L'aura d'un lieu ne correspond pas toujours à sa dimension économique ou géopolitique réelle. Tandis que la musique celtique bat dans le coeur de tout l'occident, d'autres régions semblent inexistantes car leur culture reste ignorée. Ici aussi, il faut reconnaitre le rôle majeur des artistes qui font surgir la “puissance douce” du Pays basque. Le soft power culturel n'implique pas de vendre son âme à la globalisation, mais plutôt d'échanger une expérience basée sur une multiplicité d'influences et de savoirs faire particuliers. Loin d'une volonté de suprématie à la chinoise face à l'occident jugé trop individualiste, le soft power n'oppose pas toujours des modèles du monde quand il attire l'attention d'autrui par la séduction de l'art.

Or, la gestion culturelle du Pays basque ressemble à celle d'un parc à thème, avec ses spectacles folkloriques et ses marchés de produits frais qui font l'unanimité. Un beau pays de carte postale, avec ces panneaux de signalisation bilingues aussi propres que des cartels de musée. Les associations folkloriques ont le mérite d'entretenir des relations humaines qu'on nous envie ailleurs, mais l'intérêt souvent exclusif qu'elles suscitent empêchent d'accéder au présent. Le folklore offre les belles photos en costume, mais il peut faire également obstacle à l'intérêt pour les nouvelles productions. Loin du conformisme, la culture véritable exprime une singularité, ce qui rend l'oeuvre universelle et désirable.

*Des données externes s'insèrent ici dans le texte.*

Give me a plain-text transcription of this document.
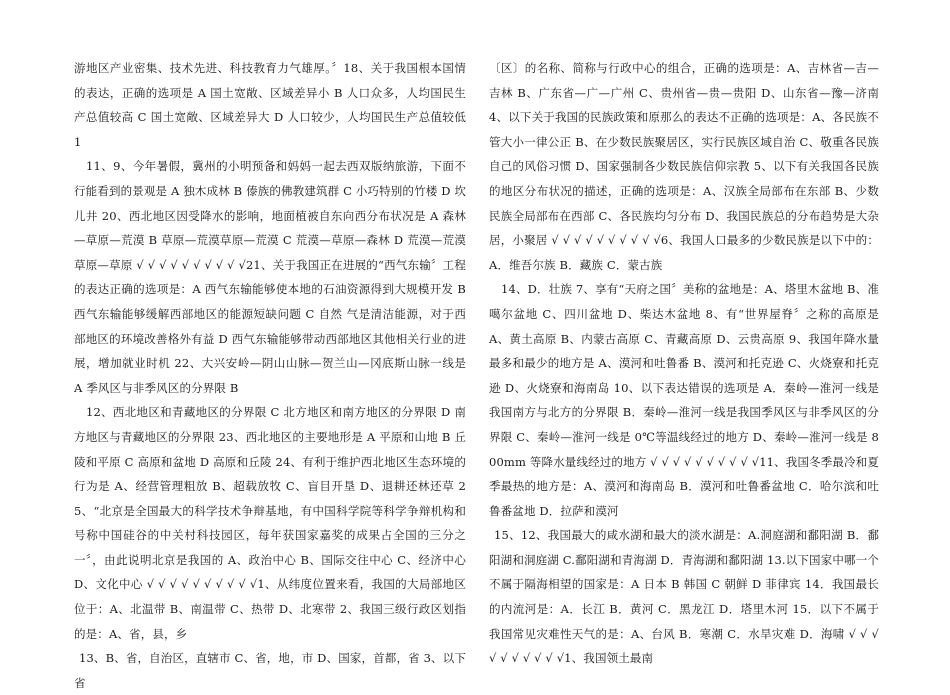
游地区产业密集、技术先进、科技教育力气雄厚。〞18、关于我国根本国情的表达，正确的选项是 A 国土宽敞、区域差异小 B 人口众多，人均国民生产总值较高 C 国土宽敞、区域差异大 D 人口较少，人均国民生产总值较低 1

11、9、今年暑假，冀州的小明预备和妈妈一起去西双版纳旅游，下面不行能看到的景观是 A 独木成林 B 傣族的佛教建筑群 C 小巧特别的竹楼 D 坎儿井 20、西北地区因受降水的影响，地面植被自东向西分布状况是 A 森林—草原—荒漠 B 草原—荒漠草原—荒漠 C 荒漠—草原—森林 D 荒漠—荒漠草原—草原 √ √ √ √ √ √ √ √ √ √21、关于我国正在进展的“西气东输〞工程的表达正确的选项是：A 西气东输能够使本地的石油资源得到大规模开发 B 西气东输能够缓解西部地区的能源短缺问题 C 自然 气是清洁能源，对于西部地区的环境改善格外有益 D 西气东输能够带动西部地区其他相关行业的进展，增加就业时机 22、大兴安岭—阴山山脉—贺兰山—冈底斯山脉一线是 A 季风区与非季风区的分界限 B

12、西北地区和青藏地区的分界限 C 北方地区和南方地区的分界限 D 南方地区与青藏地区的分界限 23、西北地区的主要地形是 A 平原和山地 B 丘陵和平原 C 高原和盆地 D 高原和丘陵 24、有利于维护西北地区生态环境的行为是 A、经营管理粗放 B、超载放牧 C、盲目开垦 D、退耕还林还草 25、“北京是全国最大的科学技术争辩基地，有中国科学院等科学争辩机构和号称中国硅谷的中关村科技园区，每年获国家嘉奖的成果占全国的三分之一〞，由此说明北京是我国的 A、政治中心 B、国际交往中心 C、经济中心 D、文化中心 √ √ √ √ √ √ √ √ √ √1、从纬度位置来看，我国的大局部地区位于：A、北温带 B、南温带 C、热带 D、北寒带 2、我国三级行政区划指的是：A、省，县，乡

13、B、省，自治区，直辖市 C、省，地，市 D、国家，首都，省 3、以下省

〔区〕的名称、简称与行政中心的组合，正确的选项是：A、吉林省—吉—吉林 B、广东省—广—广州 C、贵州省—贵—贵阳 D、山东省—豫—济南 4、以下关于我国的民族政策和原那么的表达不正确的选项是：A、各民族不管大小一律公正 B、在少数民族聚居区，实行民族区域自治 C、敬重各民族自己的风俗习惯 D、国家强制各少数民族信仰宗教 5、以下有关我国各民族的地区分布状况的描述，正确的选项是：A、汉族全局部布在东部 B、少数民族全局部布在西部 C、各民族均匀分布 D、我国民族总的分布趋势是大杂居，小聚居 √ √ √ √ √ √ √ √ √ √6、我国人口最多的少数民族是以下中的：A．维吾尔族 B．藏族 C．蒙古族

14、D．壮族 7、享有“天府之国〞美称的盆地是：A、塔里木盆地 B、准噶尔盆地 C、四川盆地 D、柴达木盆地 8、有“世界屋脊〞之称的高原是 A、黄土高原 B、内蒙古高原 C、青藏高原 D、云贵高原 9、我国年降水量最多和最少的地方是 A、漠河和吐鲁番 B、漠河和托克逊 C、火烧寮和托克逊 D、火烧寮和海南岛 10、以下表达错误的选项是 A．秦岭—淮河一线是我国南方与北方的分界限 B．秦岭—淮河一线是我国季风区与非季风区的分界限 C、秦岭—淮河一线是 0℃等温线经过的地方 D、秦岭—淮河一线是 800mm 等降水量线经过的地方 √ √ √ √ √ √ √ √ √ √11、我国冬季最冷和夏季最热的地方是：A、漠河和海南岛 B．漠河和吐鲁番盆地 C．哈尔滨和吐鲁番盆地 D．拉萨和漠河

15、12、我国最大的咸水湖和最大的淡水湖是：A.洞庭湖和鄱阳湖 B．鄱阳湖和洞庭湖 C.鄱阳湖和青海湖 D．青海湖和鄱阳湖 13.以下国家中哪一个不属于隔海相望的国家是：A 日本 B 韩国 C 朝鲜 D 菲律宾 14．我国最长的内流河是：A．长江 B．黄河 C．黑龙江 D．塔里木河 15．以下不属于我国常见灾难性天气的是：A、台风 B．寒潮 C．水旱灾难 D．海啸 √ √ √ √ √ √ √ √ √ √1、我国领土最南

Par ailleurs, cette conversion des ressources imaginatives et créatives en vecteur d'influence s'avère nécessaire à l'intérieur même du Pays basque. Par exemple, de plus en plus de jeunes savent l'euskara, et il faut passer par l'imaginaire pour qu'ils le vivent au quotidien. Seul le renouvellement constant de l'offre artistique produit des modèles capables d'orienter les choix de l'individu en phase avec son époque. Lorsque Madonna danse au rythme de la txalaparta, le trio Kalakan invité dans sa tournée libère l'instrument de sa curiosité exotique pour l'intégrer et lui offrir sa place légitime sur la scène mondiale. Le succès du collectif Bilaka avec la chorégraphie de Gernika présenté à Bayonne en janvier est sans aucune doute une réussite qui doit servir de modèle. Le spectacle doit en effet parcourir la France, avec Paris en ligne de mire. Au sud, la trilogie de Dolores Reddondo a transmis les prénoms et la toponymie du Baztan à travers le monde. Quant au succès phénoménal du groupe Huntza, il suscite l'envie d'apprendre l'euskara à des milliers de fans insensibles aux campagnes d'AEK. De telles réalisations prouvent que nous ne sommes pas relégués en marge du présent, dans un espace de vacances ou de maisons secondaires, puisqu'on peut se réinventer avec nos particularités capables de séduire les étrangers. Et nous mêmes.

La création culturelle joue donc un rôle fondamental pour la promotion du Pays basque. Elle fait appel à l'investissement et à la foi. Soutenir des projets, signifie croire aux rêves et encourager les efforts de celles et ceux qui éprouvent le besoin de s'exprimer dans tel domaine artistique. La communauté d'agglomération serait alors bien inspirée d'avoir une politique de promotion de l'industrie culturelle généreuse en investissant comme elle le fait déjà dans le sport ou le tourisme. Soutenir financièrement la création est la seule façon de vivre au présent et d'envisager l'avenir.